D‑salicin induces oxidative stress‑mediated ERK1/2 suppression and apoptosis in endometrial cancer cells

Endometrial cancer is a common gynecologic malignancy for which therapeutic options remain limited in advanced or treatment‑resistant disease. Natural compounds that selectively perturb cancer‑associated redox signaling and survival pathways may offer novel anticancer strategies. The present study investigated the anticancer effects of D‑salicin in the endometrial adenocarcinoma‑derived Ishikawa cell line, with a focus on oxidative stress and extracellular signal‑regulated kinase (ERK)1/2 signaling, and assessed cancer selectivity using normal human dermal fibroblasts (HDF). D‑salicin selectively reduced Ishikawa cell viability in a concentration‑dependent manner while largely sparing HDF. This cytotoxic effect was accompanied by marked intracellular reactive oxygen species (ROS) accumulation, increased lipid peroxidation (MDA) and depletion of total glutathione (GSH), indicating induction of oxidative stress.

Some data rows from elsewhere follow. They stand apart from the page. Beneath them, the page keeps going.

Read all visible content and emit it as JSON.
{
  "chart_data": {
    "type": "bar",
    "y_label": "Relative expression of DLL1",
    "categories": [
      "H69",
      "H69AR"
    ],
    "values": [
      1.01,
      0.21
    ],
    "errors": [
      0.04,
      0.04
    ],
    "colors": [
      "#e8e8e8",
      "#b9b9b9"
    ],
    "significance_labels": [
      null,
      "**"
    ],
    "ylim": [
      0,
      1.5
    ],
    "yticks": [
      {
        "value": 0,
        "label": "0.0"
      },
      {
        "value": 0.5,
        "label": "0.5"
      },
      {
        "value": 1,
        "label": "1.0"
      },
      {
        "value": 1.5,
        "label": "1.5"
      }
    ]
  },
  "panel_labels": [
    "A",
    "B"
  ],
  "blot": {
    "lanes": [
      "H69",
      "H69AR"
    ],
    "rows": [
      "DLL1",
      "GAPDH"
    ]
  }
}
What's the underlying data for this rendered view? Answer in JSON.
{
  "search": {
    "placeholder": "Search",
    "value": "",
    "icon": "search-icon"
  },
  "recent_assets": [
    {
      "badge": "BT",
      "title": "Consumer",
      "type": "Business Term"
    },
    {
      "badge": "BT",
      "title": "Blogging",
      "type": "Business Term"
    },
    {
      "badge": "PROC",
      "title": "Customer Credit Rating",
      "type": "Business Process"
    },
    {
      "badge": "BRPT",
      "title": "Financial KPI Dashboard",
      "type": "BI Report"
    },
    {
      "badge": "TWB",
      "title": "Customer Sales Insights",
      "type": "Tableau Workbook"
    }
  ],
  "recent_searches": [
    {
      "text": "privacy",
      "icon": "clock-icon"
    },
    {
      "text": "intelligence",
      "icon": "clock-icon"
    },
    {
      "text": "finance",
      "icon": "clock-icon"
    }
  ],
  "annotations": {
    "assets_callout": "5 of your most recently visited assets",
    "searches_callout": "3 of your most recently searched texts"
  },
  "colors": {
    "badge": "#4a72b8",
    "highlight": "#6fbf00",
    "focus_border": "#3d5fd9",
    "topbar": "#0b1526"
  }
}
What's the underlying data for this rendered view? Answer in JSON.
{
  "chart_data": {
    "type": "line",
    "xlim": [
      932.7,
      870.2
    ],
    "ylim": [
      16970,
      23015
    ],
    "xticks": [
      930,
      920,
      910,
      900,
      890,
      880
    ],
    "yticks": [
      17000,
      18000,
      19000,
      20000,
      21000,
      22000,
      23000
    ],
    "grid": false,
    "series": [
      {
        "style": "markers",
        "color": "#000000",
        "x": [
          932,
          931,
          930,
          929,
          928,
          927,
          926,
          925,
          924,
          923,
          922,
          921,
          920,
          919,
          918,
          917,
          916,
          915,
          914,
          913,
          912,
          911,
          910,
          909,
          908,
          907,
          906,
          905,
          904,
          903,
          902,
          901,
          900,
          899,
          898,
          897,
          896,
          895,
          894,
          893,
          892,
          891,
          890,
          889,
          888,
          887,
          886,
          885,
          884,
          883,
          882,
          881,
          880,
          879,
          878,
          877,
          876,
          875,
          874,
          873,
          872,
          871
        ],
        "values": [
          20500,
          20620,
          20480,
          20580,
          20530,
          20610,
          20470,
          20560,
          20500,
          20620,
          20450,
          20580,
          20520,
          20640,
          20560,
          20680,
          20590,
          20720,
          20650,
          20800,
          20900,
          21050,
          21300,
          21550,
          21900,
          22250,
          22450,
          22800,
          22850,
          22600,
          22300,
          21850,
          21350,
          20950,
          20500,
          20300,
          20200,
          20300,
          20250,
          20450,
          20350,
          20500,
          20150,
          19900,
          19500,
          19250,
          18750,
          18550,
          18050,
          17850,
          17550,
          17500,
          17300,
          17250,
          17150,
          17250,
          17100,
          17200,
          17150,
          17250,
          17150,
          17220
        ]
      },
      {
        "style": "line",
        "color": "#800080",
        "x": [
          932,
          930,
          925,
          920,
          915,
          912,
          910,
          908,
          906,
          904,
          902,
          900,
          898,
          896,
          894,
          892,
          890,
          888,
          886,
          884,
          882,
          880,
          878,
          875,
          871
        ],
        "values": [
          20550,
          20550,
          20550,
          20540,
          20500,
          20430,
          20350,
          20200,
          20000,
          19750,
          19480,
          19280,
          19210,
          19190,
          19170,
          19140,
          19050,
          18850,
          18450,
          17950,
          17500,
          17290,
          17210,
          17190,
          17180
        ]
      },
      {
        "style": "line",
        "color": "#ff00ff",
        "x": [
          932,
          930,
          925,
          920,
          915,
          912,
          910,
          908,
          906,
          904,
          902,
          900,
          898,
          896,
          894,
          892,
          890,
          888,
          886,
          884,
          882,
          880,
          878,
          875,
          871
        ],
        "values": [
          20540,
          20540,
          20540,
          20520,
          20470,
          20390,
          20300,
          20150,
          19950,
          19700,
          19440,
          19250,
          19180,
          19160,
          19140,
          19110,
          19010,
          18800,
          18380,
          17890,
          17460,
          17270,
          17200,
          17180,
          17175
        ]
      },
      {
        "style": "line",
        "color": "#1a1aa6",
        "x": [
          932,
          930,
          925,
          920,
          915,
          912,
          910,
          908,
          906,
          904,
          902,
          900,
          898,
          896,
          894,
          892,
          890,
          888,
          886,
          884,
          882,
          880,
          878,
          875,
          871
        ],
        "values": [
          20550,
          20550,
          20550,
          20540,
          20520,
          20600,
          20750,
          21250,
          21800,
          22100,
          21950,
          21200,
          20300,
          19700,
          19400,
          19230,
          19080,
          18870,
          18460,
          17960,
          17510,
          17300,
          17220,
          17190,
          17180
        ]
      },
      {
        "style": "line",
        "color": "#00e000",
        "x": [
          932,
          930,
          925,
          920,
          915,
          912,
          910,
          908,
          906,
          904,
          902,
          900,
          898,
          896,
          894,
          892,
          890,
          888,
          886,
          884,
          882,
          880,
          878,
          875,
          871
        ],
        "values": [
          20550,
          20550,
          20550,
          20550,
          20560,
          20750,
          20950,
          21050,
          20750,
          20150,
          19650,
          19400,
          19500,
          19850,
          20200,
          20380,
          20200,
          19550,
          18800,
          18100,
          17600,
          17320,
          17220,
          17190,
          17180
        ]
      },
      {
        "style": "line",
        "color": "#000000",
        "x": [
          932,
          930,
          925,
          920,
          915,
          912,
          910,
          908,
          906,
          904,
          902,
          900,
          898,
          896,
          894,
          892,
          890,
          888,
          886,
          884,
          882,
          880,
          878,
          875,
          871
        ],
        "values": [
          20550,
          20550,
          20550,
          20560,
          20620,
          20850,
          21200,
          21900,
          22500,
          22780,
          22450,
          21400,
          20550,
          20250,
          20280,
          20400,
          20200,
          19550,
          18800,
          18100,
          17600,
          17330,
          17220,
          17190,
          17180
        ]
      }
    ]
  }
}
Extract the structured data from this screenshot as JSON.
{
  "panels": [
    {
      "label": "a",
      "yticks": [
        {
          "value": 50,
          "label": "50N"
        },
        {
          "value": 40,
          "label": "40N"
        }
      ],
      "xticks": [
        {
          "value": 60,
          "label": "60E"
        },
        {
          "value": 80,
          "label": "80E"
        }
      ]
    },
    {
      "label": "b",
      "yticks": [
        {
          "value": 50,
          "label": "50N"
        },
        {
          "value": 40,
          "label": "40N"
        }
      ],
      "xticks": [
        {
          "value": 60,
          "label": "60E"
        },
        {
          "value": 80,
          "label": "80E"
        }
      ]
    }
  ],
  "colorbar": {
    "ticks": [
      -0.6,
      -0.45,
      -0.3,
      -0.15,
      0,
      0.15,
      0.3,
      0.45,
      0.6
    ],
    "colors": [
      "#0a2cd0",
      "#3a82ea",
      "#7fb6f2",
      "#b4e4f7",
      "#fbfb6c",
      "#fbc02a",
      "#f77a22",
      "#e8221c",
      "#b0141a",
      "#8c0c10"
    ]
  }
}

Elevated oxidative burden was associated with caspase‑3 activation and concentration‑dependent suppression of ERK1/2 phosphorylation, both of which were attenuated by N‑acetylcysteine (NAC) co‑treatment. To determine redox dependence, NAC was incorporated as an antioxidant co‑treatment. D‑salicin induced a significant, concentration‑dependent reduction in Ishikawa cell viability (P<0.0001), whereas HDF viability remained largely preserved across the tested range (P>0.05). In Ishikawa cells, D‑salicin markedly increased intracellular ROS in a dose‑dependent manner (P≤0.01) and this effect was markedly attenuated by NAC co‑treatment (P≤0.01), indicating an NAC‑sensitive oxidative component. Consistent with redox disruption, D‑salicin increased MDA levels and depleted total GSH in Ishikawa cells (P≤0.01). Elevated oxidative stress was accompanied by increased caspase‑3 levels (P≤0.01), supporting engagement of apoptotic signaling. Moreover, D‑salicin markedly suppressed ERK1/2 phosphorylation in Ishikawa cells (P<0.0001), while ERK signaling was not markedly altered in HDF cells (P>0.05). Notably, NAC co‑treatment partly restored p‑ERK1/2 levels under the IC₅₀ condition (P<0.01 vs. D‑salicin alone), supporting a redox‑linked contribution to ERK pathway modulation. Collectively, these findings indicated that D‑salicin exerts selective anticancer effects in endometrial cancer cells by inducing oxidative stress and disrupting ERK1/2‑mediated survival signaling, with NAC‑sensitive modulation consistent with involvement of a redox‑responsive ROS‑ERK axis.